Write latency in a VDI POC

  • 16 September 2015
  • 6 replies
  • 1402 views

Badge +6
We are performing a POC at a customer site using a 3 node DELL XC720xd cluster. The statistics taken from Vcenter show an average read letency around 1 ms and a write latency aroud 5-6 ms.

The write latency seems way too high since it should just make 2 writes (base and replica) on SSD. I wonder if the CVM has a timer before it flushes the pending writes to the oplog.

This could help generally speaking to reduce the number of I/O and increase the size which is good for SSD.

Unfortunatey in our POC we are fighting against the current configuration of server with Fusion-IO PCI cards and this approach could be a disadvantage.

Another important parameter is the logon time which average at 35-40 sec on the current system and goes up to 75 sec with Nutanix.

Any suggestion to speed up the Nutanix Cluster may be modifying some parameter?

This topic has been closed for comments

6 replies

Badge +1
Hi Steve,

Did you ever figure out the source of the write latency on the flash tier that you were experiencing during the POC? I would be curious to know what the resolution was. Thanks
Badge +6
Hi 

Since the POC is based on DELL appliances I have asked yesterday DELL to open a support Ticket.

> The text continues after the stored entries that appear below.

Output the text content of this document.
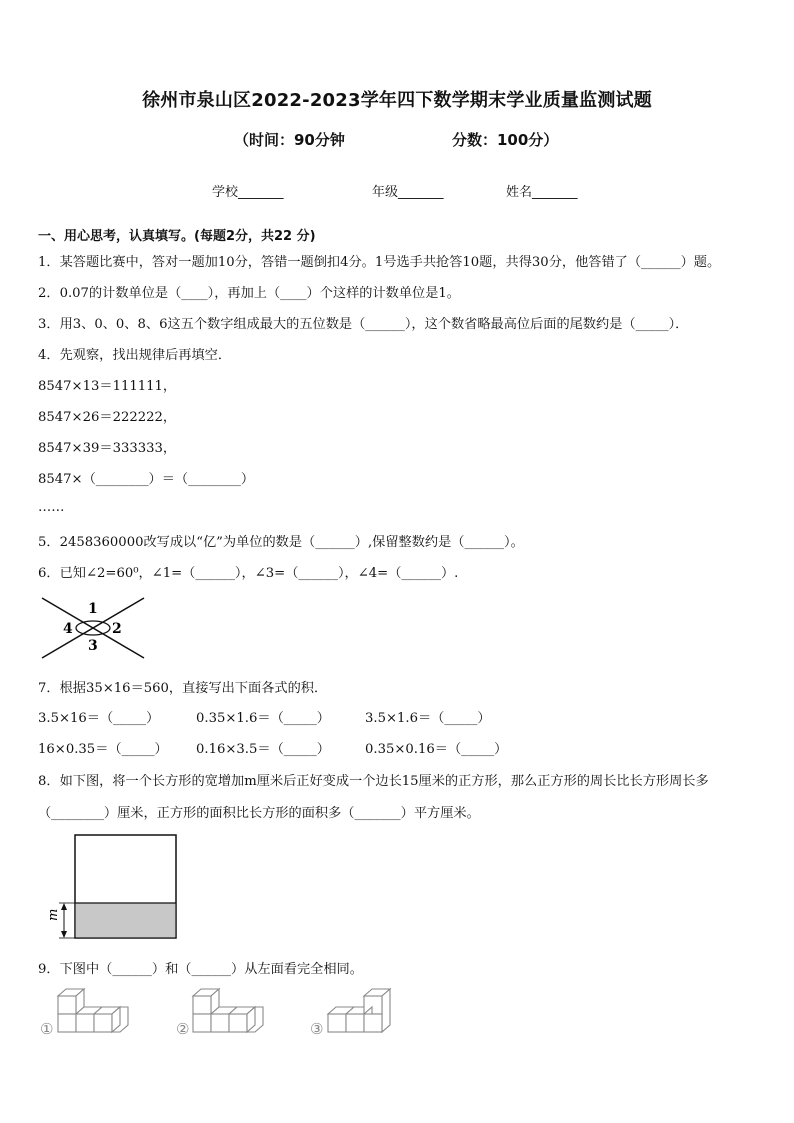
徐州市泉山区2022-2023学年四下数学期末学业质量监测试题
（时间：90分钟	分数：100分）
学校_______	年级_______	姓名_______
一、用心思考，认真填写。(每题2分，共22 分)
1．某答题比赛中，答对一题加10分，答错一题倒扣4分。1号选手共抢答10题，共得30分，他答错了（______）题。
2．0.07的计数单位是（____），再加上（____）个这样的计数单位是1。
3．用3、0、0、8、6这五个数字组成最大的五位数是（______），这个数省略最高位后面的尾数约是（_____）．
4．先观察，找出规律后再填空．
8547×13＝111111，
8547×26＝222222，
8547×39＝333333，
8547×（________）＝（________）
……
5．2458360000改写成以“亿”为单位的数是（______）,保留整数约是（______）。
6．已知∠2=60⁰，∠1=（______），∠3=（______），∠4=（______）.
1
2
3
4
7．根据35×16＝560，直接写出下面各式的积．
3.5×16＝（_____）	0.35×1.6＝（_____）	3.5×1.6＝（_____）
16×0.35＝（_____） 0.16×3.5＝（_____）	0.35×0.16＝（_____）
8．如下图，将一个长方形的宽增加m厘米后正好变成一个边长15厘米的正方形，那么正方形的周长比长方形周长多
（________）厘米，正方形的面积比长方形的面积多（_______）平方厘米。
m
9．下图中（______）和（______）从左面看完全相同。
①	②	③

There can be a lot to be improved in the customer environment but this does not explain the write latencies that should depend on the Nutanix implementation of the storage. Additionally the read could go on the SSD or on the HDD tier but ALL the write in this environmente should go to the SSD tier which should have latencies around 1 ms...
Userlevel 4
Badge +19
yeah something is not right and would open a support ticket. I doubt the flash tier is full so at this point it might as well be an all-flash array. I would work backwards from the problem. I would block inhertieance in AD, create a new user, not use romaing profiles, folder redirection. Then slowy add things back.

what's a brand new desktop not attached to a domain looking like. I know I have got logon times below 4s when minimal GPO's are used.

You can run NCC to verfiry everything as well. I would also confirm DNS is not screwing around with you.
Userlevel 3
Badge +19
I could not comment on the write Latency, but i had faced the same problem with one of the XenDesktop POC and problem with GPO and folder redirection. I had to create new GPO and apply instead of using existing GPO and was able to get login time below 10sec..

vF.P
Badge +6
Yes,

it is a single image. The desktops are non persistent and are assigned to the users at the logon. They are using roaming profiles and folder redirection on an external storage. This download of the user profile triggers a high number of writes at logon time. Today with an increased load of around 18-20 active desktop/node the average write latency is up to 7.5 ms and the average read latency is up to 2.3 m.

What is worse is the peak latency observed. We monitored a specific Virtual Desktop that was "very active" . It has from 40 to 80 write/sec and the write latency was up to over 20 msec.

I think there is surely something wrong because the total load is very low an average of 240 IO/sec. But every peak of requests produces a surge in the latency.

One last word: the minimum write latency never goes below 6 ms....

We have not the data from the storage tab of Prism because we can get the data only asking the customer to get them for us and he doesn't know how to use Prism. We can arrange to instruct him to get the data form Prism. we have seen the size of the Delta nd they are below 4 GB so 4x45 user is 180GB that should comfortably stay on the SSD tier.

The main complain from the customer is the login time which is twice that of the current environment. Since each VM performs on average 6-8 IO/sec the 6 ms average write latency should not be an issue after the logon but we have seen some peak of request and this immediately increases the latency up to 20 ms.

Of course these results are creating a problem in the POC.
Userlevel 4
Badge +19
Hi 

Are you using the same image in the same AD OU? What is the latency showing on the storage tab in PRISM?